The piece was still adjusting stress and moisture content. From what you described, opening and closing, you have a piece that was taken from a fairly high relative humidity, or at least had high moisture content, and brought in to a dry place, probably had some heating from the turning process, and might even have been near a heat register in that ten minutes of neglect. The moisture couldn't get out of the interior fast enough to replace the loss from the surface, so the shrinkage opened a crack. As the moisture equalized inside the piece, the crack closed.

The crack's still there, you know. A lot of people don't realize that the wood they are turning contains cracks from the time it spent drying before they turned it. Why it's really a good idea to do a reveal with liquid after the initial trim. It'll wick into an old closed crack, revealing it for you to cut away or try to maintain with CA.

Ron Coleman
12-09-2006, 11:21 AM
It's not the shellac that caused the cracking.

But you are on to something about "acting like water". Your typical can of DNA, when freshly off the shelf, may contain somewhere from 10%-20% water.

Diluting the shellac to a 1/2 cut really "may" be the problem. Because it introduced allot of water into the wood.

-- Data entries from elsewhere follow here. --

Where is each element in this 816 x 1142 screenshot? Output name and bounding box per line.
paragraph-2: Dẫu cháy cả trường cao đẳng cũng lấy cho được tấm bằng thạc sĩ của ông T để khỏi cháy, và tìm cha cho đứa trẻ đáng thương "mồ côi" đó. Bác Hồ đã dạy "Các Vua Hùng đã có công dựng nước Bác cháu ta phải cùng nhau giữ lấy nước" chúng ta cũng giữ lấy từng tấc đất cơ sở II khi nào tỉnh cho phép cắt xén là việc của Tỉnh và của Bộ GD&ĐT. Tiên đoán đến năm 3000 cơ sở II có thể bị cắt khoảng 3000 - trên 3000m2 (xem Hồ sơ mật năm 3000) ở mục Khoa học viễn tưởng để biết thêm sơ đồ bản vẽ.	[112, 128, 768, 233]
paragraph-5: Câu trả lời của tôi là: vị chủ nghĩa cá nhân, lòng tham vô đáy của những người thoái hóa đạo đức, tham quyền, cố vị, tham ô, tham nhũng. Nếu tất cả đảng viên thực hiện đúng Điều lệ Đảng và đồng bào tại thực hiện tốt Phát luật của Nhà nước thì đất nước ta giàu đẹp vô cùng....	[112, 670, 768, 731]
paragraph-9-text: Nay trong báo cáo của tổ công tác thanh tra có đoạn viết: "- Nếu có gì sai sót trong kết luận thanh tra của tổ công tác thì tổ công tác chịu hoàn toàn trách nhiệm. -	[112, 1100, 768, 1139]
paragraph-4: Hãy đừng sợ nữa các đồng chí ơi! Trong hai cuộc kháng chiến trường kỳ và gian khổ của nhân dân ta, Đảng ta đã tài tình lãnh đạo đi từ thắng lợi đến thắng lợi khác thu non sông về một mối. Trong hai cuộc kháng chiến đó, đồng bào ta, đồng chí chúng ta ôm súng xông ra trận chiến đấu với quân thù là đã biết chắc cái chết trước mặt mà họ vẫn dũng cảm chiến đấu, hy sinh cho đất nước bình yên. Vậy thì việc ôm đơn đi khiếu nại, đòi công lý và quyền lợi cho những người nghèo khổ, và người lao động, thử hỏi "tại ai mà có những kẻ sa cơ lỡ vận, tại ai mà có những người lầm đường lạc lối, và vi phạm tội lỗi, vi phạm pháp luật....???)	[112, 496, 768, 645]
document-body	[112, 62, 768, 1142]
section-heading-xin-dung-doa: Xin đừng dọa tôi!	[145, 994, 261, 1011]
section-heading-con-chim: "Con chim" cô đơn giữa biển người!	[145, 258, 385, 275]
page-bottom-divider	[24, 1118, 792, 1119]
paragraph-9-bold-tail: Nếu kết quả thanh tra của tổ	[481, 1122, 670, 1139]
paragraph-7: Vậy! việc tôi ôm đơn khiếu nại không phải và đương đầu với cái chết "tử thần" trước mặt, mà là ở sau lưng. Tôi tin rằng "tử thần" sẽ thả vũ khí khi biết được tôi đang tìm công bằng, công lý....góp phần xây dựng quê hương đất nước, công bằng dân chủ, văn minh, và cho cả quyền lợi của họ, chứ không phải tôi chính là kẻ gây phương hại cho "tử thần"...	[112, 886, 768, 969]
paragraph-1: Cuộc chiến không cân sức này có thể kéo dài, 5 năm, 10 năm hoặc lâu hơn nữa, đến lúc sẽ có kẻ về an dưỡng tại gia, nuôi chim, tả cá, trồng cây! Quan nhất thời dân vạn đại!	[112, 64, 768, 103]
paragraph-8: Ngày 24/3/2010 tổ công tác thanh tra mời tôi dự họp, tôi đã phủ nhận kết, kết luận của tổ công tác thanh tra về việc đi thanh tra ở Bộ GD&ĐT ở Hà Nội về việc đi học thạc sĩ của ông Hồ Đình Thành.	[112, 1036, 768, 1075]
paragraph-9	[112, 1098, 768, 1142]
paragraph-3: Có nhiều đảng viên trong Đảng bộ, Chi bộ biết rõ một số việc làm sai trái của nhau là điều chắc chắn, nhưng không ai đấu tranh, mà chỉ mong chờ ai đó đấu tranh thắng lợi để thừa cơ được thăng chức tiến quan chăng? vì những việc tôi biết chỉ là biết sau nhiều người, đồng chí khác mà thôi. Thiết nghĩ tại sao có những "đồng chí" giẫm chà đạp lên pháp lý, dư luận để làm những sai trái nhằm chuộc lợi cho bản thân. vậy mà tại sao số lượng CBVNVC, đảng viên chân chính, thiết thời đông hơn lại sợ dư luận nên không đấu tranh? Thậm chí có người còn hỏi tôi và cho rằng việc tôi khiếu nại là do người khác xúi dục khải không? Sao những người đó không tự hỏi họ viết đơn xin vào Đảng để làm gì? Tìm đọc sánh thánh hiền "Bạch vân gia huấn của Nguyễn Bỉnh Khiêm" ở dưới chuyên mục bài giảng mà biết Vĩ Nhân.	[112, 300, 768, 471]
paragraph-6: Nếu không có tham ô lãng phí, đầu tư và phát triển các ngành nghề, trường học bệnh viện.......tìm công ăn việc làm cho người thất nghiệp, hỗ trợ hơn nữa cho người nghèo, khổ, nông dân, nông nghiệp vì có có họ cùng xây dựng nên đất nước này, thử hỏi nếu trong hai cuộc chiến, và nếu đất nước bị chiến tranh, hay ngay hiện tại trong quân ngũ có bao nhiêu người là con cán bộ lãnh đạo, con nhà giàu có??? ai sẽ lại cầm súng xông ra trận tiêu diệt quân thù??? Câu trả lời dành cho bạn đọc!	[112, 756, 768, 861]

As to the crack closing, that happen to me once about 3 years ago with some spalted apple. The crack is still closed today and I didn't use any CA. Weird Huh!
Well I did a little test this morning just to see what was causing the problem. In the picture is an edge view of a piece of 1/4" walnut that was dead flat and has been for many months. I brushed one side of the walnut with several coats of alcohol only from the same can I used to mix my shellac. The picture was taken about 15 minutes later. On the right is the spalted piece that cracked and the cracked area is visible. To the left of the square in the background is another piece that warped too.

I'll keep an eye on this piece and see how long it takes to get back to flat.

Think I'll stick with my favorite lacquer technique.

Thanks for the info about the alcohol and water.

Ron
http://mrcol.freeyellow.com/turning-stuff/4361.jpg

George Tokarev
12-09-2006, 6:10 PM
LOT of water in that. Does the shellac made with it even cure?

Ron Coleman
12-09-2006, 7:40 PM
LOT of water in that. Does the shellac made with it even cure?

I haven't had any drying problems with the shellac. Think I'll head to the liquor store and get some real alcohol for the next batch. :D

Charles McKinley
12-09-2006, 7:51 PM
Hi Ron,

At least you can still get Ever Clear in Ohio. The Communism of Pennsylvania has banned it! I gues there were too many batches of gabargae can punch being made.

Ron Sardo
12-09-2006, 8:29 PM
I haven't had any drying problems with the shellac. Think I'll head to the liquor store and get some real alcohol for the next batch. :D

Do you anybody who makes moonshine? Same stuff with the Denatured stuff addeed.:rolleyes:

Ron Coleman
12-09-2006, 8:52 PM
Do you anybody who makes moonshine? Same stuff with the Denatured stuff addeed.:rolleyes:

Think I might have to make a trip to southern Ohio and scout out a new source for shellac fixins.